3/4" Capacity Drill Chuck: Lathe or Mill?

Just out of personal preference, I would get an arbor to fit the lathe. Most of the time, you will have a collet to fit your mill that has a large diameter cutter, but for a lathe, if you want to drill a large hole with a drill....1/2" is about the standard. The larger you can get for the lathe the better. You may still have to turn down the shank some, but it would be nice to put in a 3/4" drill into a lathe without having to modify the drill. In a mill, you can easily use a 3/4" collet to put a drill in. Plus depending on what you are making in a lathe, if it takes a large hole, the larger you can start out with the better before switching over to a boring bar. If you can pop in a 3/4" hole in a lathe, you can start out with a large beefy boring bar to start out with, without having to work your way up. My vote is for getting a lathe arbor

Although I was leaning towards the lathe, I decided to go with the mill & I already got the R8 arbor for it. Thanks for all the suggestions.
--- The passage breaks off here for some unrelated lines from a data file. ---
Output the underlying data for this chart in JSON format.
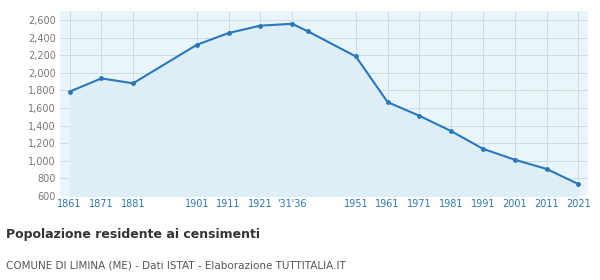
{
  "years": [
    1861,
    1871,
    1881,
    1901,
    1911,
    1921,
    1931,
    1936,
    1951,
    1961,
    1971,
    1981,
    1991,
    2001,
    2011,
    2021
  ],
  "population": [
    1786,
    1936,
    1881,
    2318,
    2452,
    2536,
    2557,
    2470,
    2186,
    1667,
    1511,
    1337,
    1136,
    1012,
    907,
    735
  ],
  "ylim": [
    600,
    2700
  ],
  "yticks": [
    600,
    800,
    1000,
    1200,
    1400,
    1600,
    1800,
    2000,
    2200,
    2400,
    2600
  ],
  "line_color": "#2878be",
  "fill_color": "#ddeef8",
  "marker_color": "#2878be",
  "bg_color": "#eaf4fb",
  "grid_color": "#c5d9e8",
  "title": "Popolazione residente ai censimenti",
  "subtitle": "COMUNE DI LIMINA (ME) - Dati ISTAT - Elaborazione TUTTITALIA.IT",
  "title_color": "#333333",
  "subtitle_color": "#555555",
  "tick_label_color": "#2878be",
  "ytick_label_color": "#777777"
}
All my drills currently over 1/2" are S&D drills which have reduced shanks (1/2"). My current largest is 1" but a few larger is on my list. I can't go too large as the slowest speed on my lathe is 60 RPM which is not good for some of the materials I drill. The only straight size shank drill I have is 15.5mm but I turned it down to a 1/2" shank. But I got a 5/8" capacity drill chuck when I got my current lathe so that would have fit anyway.

Use of non-fractional reamers if ever needed is why I choose to go with the mill. And I could always move a part from the lathe to the mill to use it, not so much the other way. I had asked what other reasons for using a larger drill chuck on the lathe were but no one suggested anything. So I just went with the mill.

I'd put it on the mill, large drills in a lathe you really want a taper shank. You won't find many R8 taper shank drills! :)

Exactly my thought, some taper shank drills are what I have on my list to buy so unless I run into another reason. I hate when the drill chuck falls off the arbor taper when using larger drills (well not often, only happened to me once :)) I think the larger drill chuck will be more useful on the mill for me.